Meclise yakın bir hana yerleşir. Toplantı günü yaya olarak Meclise gider. Toplantıya biraz geç kalmıştır. Toplantı tam zamanında başlamış, kapıda askerler beklemektedir. Zabit Talat Tarakçı’nın kıyafetini beğenmemiş; onu davetli gibi görmemiş; bu yüzden içeri almamıştır. Ceket cebinden çıkardığı sigara paketinin kabını yırtar ve üzerine kimliğini yazar. “Bu notu Paşa’ya iletin. O beni tanır” demiş ve hana geri dönmüş. Zabit kürsüde konuşma yapmakta olan Paşa’ya Tarakçı’nın notunu iletmiş. Göz ucuyla notu okuyan M. Kemal hemen zabiti geri çağırmış “ Bu notun sahibini derhal bulun ve toplantıya davet edin” diye emir vermiş. Atlı süvariler hemen meclisin etrafındaki hanları dolaşmaya gitmişler. Kısa sürede Tarakçı’nın kaldığı hanı bulup, odasına çıkmışlar. “ Derhal hazırlan! Paşa seni toplantıya çağırıyor” Apar topar geri dönmüş ve meclis binasına girip arka sıralara oturmuş. Paşa salona Tarakçı’nın girdiğini fark etmiş ve başını sallayarak selamlamış onu.
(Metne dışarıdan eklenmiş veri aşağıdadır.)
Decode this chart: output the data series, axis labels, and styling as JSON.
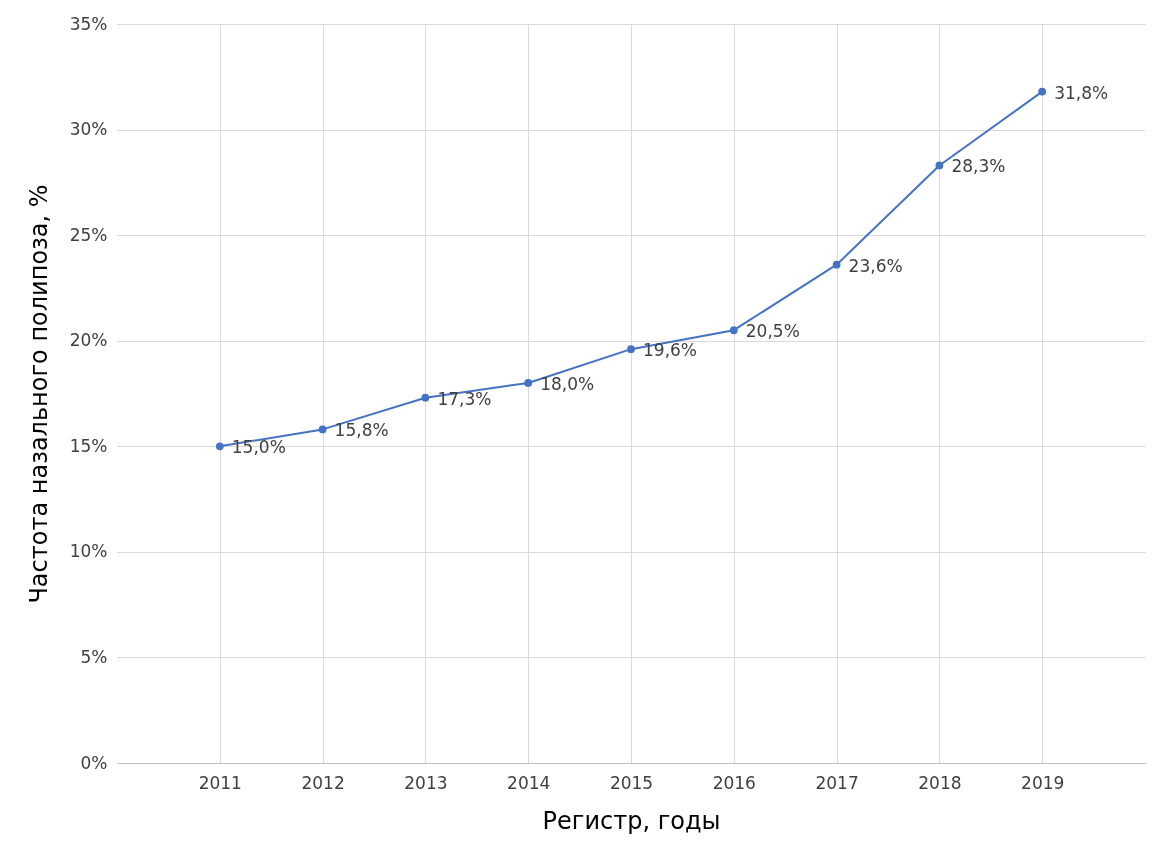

Konuşmanın Sonuna doğru toplantıya katılanlara teker teker Türk Ordusuna ne tür bir katkı yapabileceklerini sormaya başlamış. Kimi 300 küçükbaş hayvan, kimi 100 sığır, kimi 100 dolu buğday taahhüt ediyormuş Paşa’ya. Sıra en son gelen Tarakçı’ya gelmiş. “ Sen ne vereceksin Talat? “ Ben hiçbir şey vermiyorum Paşam!” deyince Paşa’nın keyfi kaçmış. “ Ne demek hiçbir şey vermiyorum?” “ Müsaadenizle Paşam sözümü tamamlayayım. Ben ordumuzun 6 aylık her türlü ihtiyacını karşılamaya huzurunuzda söz veriyorum” demiş
Bu olay da ikinci başkanlık dönemi olan 1934- 1938 yılları arasında geçmiştir. Aşağı Park alanının olduğu yerler Buldan mezarlığı olarak kullanılıyormuş. Artık cenaze gömecek yer kalmadığından, yeni bir mezarlık yeri bulma zorunluluğu çıkmış. Belediye Meclisini bu konu için toplayan Tarakçı, üyelerden leğen şapkalı Ömer amcayı görevlendirmiş. “Ömer! Sabah kahvaltını Paşalıların handa yapcesin,öğle namazını çarşı camisinde kılcesin, kır atına bincesin, Buldan’dan aşağı doğru sallancesin” “ Sonra ne yapcen Reis Bey?” “ Sonra gözün kestiği bir yer bulup, bene söylecesin” Reisin dediklerini harfiyen yerine getiren Ömer amca, şimdiki trafonun bulunduğu patika yolun sonuna gelmiş ve aşağı seyretmeye başlamış. O sırada Halılar tarlası iki çift öküzle sürülmekteymiş. Tarlanın mezarlık için ideal bir yer olduğunu düşünmüş. Atını çevirip hemen geri dönmüş. Reisi odasında yalnız bulunca hemen girmiş ve düşündüklerini reise aktarmış. Bu işe aklı yatan Tarakçı hemen tellal çıkarmış çarşıya. Sabahtan akşama tellal duyuru yapıyormuş. “ Bundan böyle Halılar tarlası Buldan asri mezarlığıdır. Cenazeler buraya defnedilecektir.” Her işte olduğu gibi bu yeniliğe karşı çıkanlar, beğenmeyenler olmuş halktan ama reis bu konuda kararlıymış. Aradan bir hafta geçtikten sonra ilk cenaze tarlaya gömülmüş, her ne kadar cenaze sahipleri isteksiz olsa da. Aradan birkaç gün geçince tarla sahipleri cenazeyi mezardan çıkarıp, bir köşeye atmışlar. Bu olayı duyan cenaze sahipleri, hemen reisin yanına çıkmışlar. Reis cenazeyi aynı gün aynı yerine gömdürmüş. Tarla sahipleri ertesi gün tekrar cenazeyi çıkarmışlar. Bu gerginlik bu şekilde birkaç kez tekrarlanmış. Bir zaman sonra Halılar sülalesinden birisi ölmüş. Eski mezarlıkta cenazeyi gömecek yer yok. O zaman anlamışlar ki reis bu konuda haklı. Sülaleden bir heyet reisin makamına çıkmış. “ Reis Bey; tarlanın tamamını belediyeye hibe ediyoruz mezarlık için, derhal işlemlere başlayın” demişler. Sülalenin ileri gelen hak sahiplerinden söz alan reis derhal tarlayı istimlâk için girişimleri başlatmış. Böylece asri mezarlık o yıllarda hizmete girmiş.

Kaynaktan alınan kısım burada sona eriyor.